Tee-Genossenschaft aus Marseille will trotz Inflation Gewinn machen

Vor acht Jahren übernahm eine Gruppe Arbeiter eine Teefabrik in der Nähe von Marseille. Der ursprünglicher Eigentümer war der Unilever-Konzern, der die Produktion schließen wollte. Heute funktioniert die Firma als Genossenschaft und die Mitarbeiter sind stolz auf ihr ungewöhnliches Unternehmen.
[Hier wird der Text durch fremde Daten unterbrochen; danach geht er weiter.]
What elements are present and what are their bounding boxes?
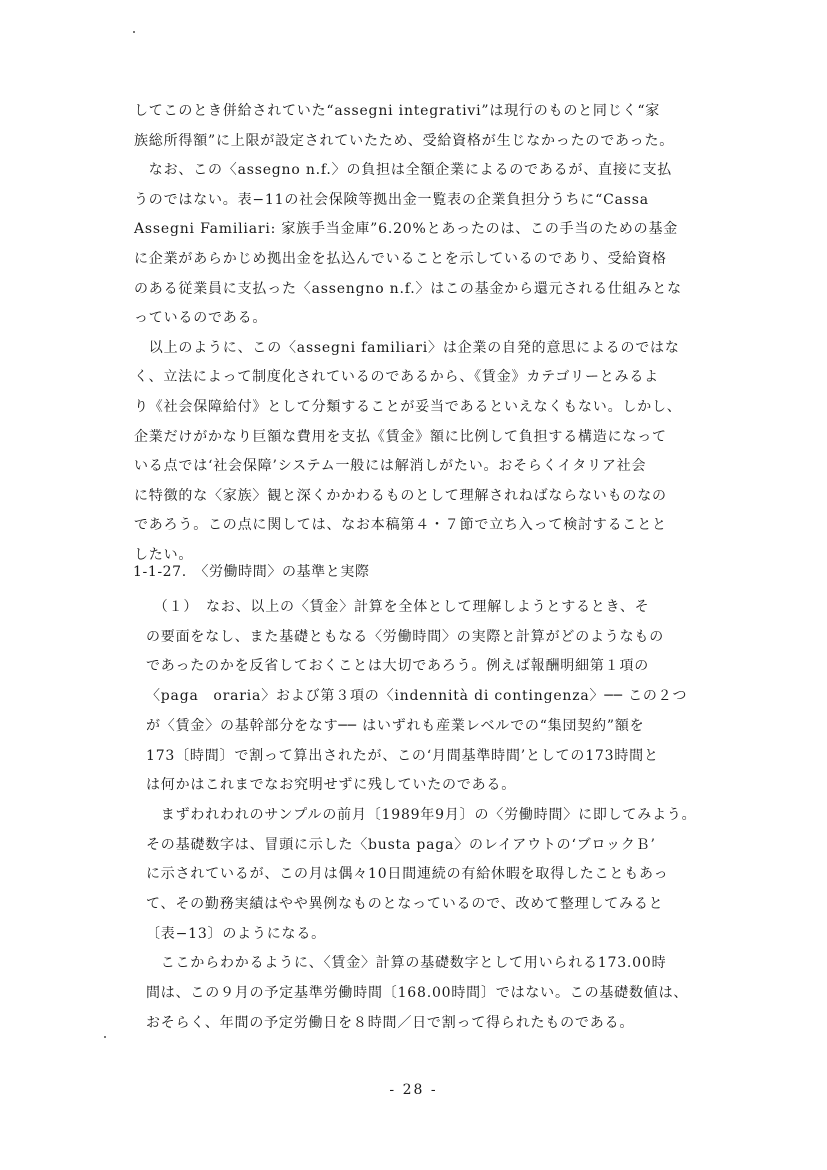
text-line: いる点では‘社会保障’システム一般には解消しがたい。おそらくイタリア社会 [134, 458, 647, 474]
text-line: り《社会保障給付》として分類することが妥当であるといえなくもない。しかし、 [134, 399, 682, 415]
text-line: 〔表−13〕のようになる。 [146, 926, 326, 942]
text-line: が〈賃金〉の基幹部分をなす── はいずれも産業レベルでの“集団契約”額を [146, 718, 645, 734]
text-line: のある従業員に支払った〈assengno n.f.〉はこの基金から還元される仕組みとな [134, 281, 682, 297]
text-line: その基礎数字は、冒頭に示した〈busta paga〉のレイアウトの‘ブロックＢ’ [146, 837, 656, 853]
text-line: に企業があらかじめ拠出金を払込んでいることを示しているのであり、受給資格 [134, 251, 667, 267]
page-number: - 28 - [389, 1082, 438, 1098]
text-line: （１） なお、以上の〈賃金〉計算を全体として理解しようとするとき、そ [146, 599, 650, 615]
text-line: っているのである。 [134, 310, 268, 326]
text-line: く、立法によって制度化されているのであるから、《賃金》カテゴリーとみるよ [134, 369, 659, 385]
text-line: て、その勤務実績はやや異例なものとなっているので、改めて整理してみると [146, 896, 664, 912]
text-line: 以上のように、この〈assegni familiari〉は企業の自発的意思によるのではな [134, 340, 680, 356]
text-line: 企業だけがかなり巨額な費用を支払《賃金》額に比例して負担する構造になって [134, 429, 667, 445]
text-line: は何かはこれまでなお究明せずに残していたのである。 [146, 777, 516, 793]
text-line: なお、この〈assegno n.f.〉の負担は全額企業によるのであるが、直接に支払 [134, 162, 673, 178]
text-line: ここからわかるように、〈賃金〉計算の基礎数字として用いられる173.00時 [146, 955, 667, 971]
text-line: Assegni Familiari: 家族手当金庫”6.20%とあったのは、この手当のための基金 [134, 221, 679, 237]
text-line: おそらく、年間の予定労働日を８時間／日で割って得られたものである。 [146, 1015, 635, 1031]
text-line: 族総所得額”に上限が設定されていたため、受給資格が生じなかったのであった。 [134, 133, 675, 149]
scan-speck [133, 31, 135, 33]
text-line: の要面をなし、また基礎ともなる〈労働時間〉の実際と計算がどのようなもの [146, 629, 664, 645]
text-line: であろう。この点に関しては、なお本稿第４・７節で立ち入って検討することと [134, 517, 667, 533]
text-line: に特徴的な〈家族〉観と深くかかわるものとして理解されねばならないものなの [134, 488, 667, 504]
section-heading: 1-1-27. 〈労働時間〉の基準と実際 [133, 564, 370, 580]
text-line: したい。 [134, 547, 194, 563]
scan-speck [104, 1036, 106, 1038]
text-line: 173〔時間〕で割って算出されたが、この‘月間基準時間’としての173時間と [146, 748, 659, 764]
text-line: 〈paga oraria〉および第３項の〈indennità di contingenza〉── この２つ [146, 688, 688, 704]
text-line: してこのとき併給されていた“assegni integrativi”は現行のものと同じく“家 [134, 103, 661, 119]
text-line: に示されているが、この月は偶々10日間連続の有給休暇を取得したこともあっ [146, 866, 669, 882]
text-line: 間は、この９月の予定基準労働時間〔168.00時間〕ではない。この基礎数値は、 [146, 985, 689, 1001]
text-line: であったのかを反省しておくことは大切であろう。例えば報酬明細第１項の [146, 658, 650, 674]
text-line: まずわれわれのサンプルの前月〔1989年9月〕の〈労働時間〉に即してみよう。 [146, 807, 697, 823]
text-line: うのではない。表−11の社会保険等拠出金一覧表の企業負担分うちに“Cassa [134, 192, 649, 208]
Die Praktikantin Marie-Claire Amato sagt: "Eine Kooperative kämpft für eine Gesellschaft, in die Menschen als Menschen zählen. Sie sind dafür verantwortlich, dass die Firma funktioniert und nicht Aktienbesitzer oder sonstwer. Das ist mir wichtig, weil es die Tendenz gibt, Menschen nicht mehr ins Zentrum zu stellen. Wir müssen dahin kommen, dass die Dinge fairer werden."

Die neu Marke nennt sich 1336. Soviele Tage dauerte der Kampf der Arbeiter um ihre Firma gegen das drohende Aus.

Sechs Jahr lang ging es steil nach oben mit den Zahlen. Seit 2020 geht der Umsatz etwas nach unten. Für 2022 rechnet das Unternehmen wieder mit einem leichten Plus beim Gewinn. Der einzige Unsicherheitsfaktor: niemand weiß, wie sich die steigenden Lebenshaltungskosten auf die Nachfrage auswirken. Denn eines wird die Teegenossenschaft aus Marseille sicher immer bleiben: ein Nischenprodukt, das um den Platz im Markt kämpfen muss. Aber das sind die Arbeiter ja gewohnt....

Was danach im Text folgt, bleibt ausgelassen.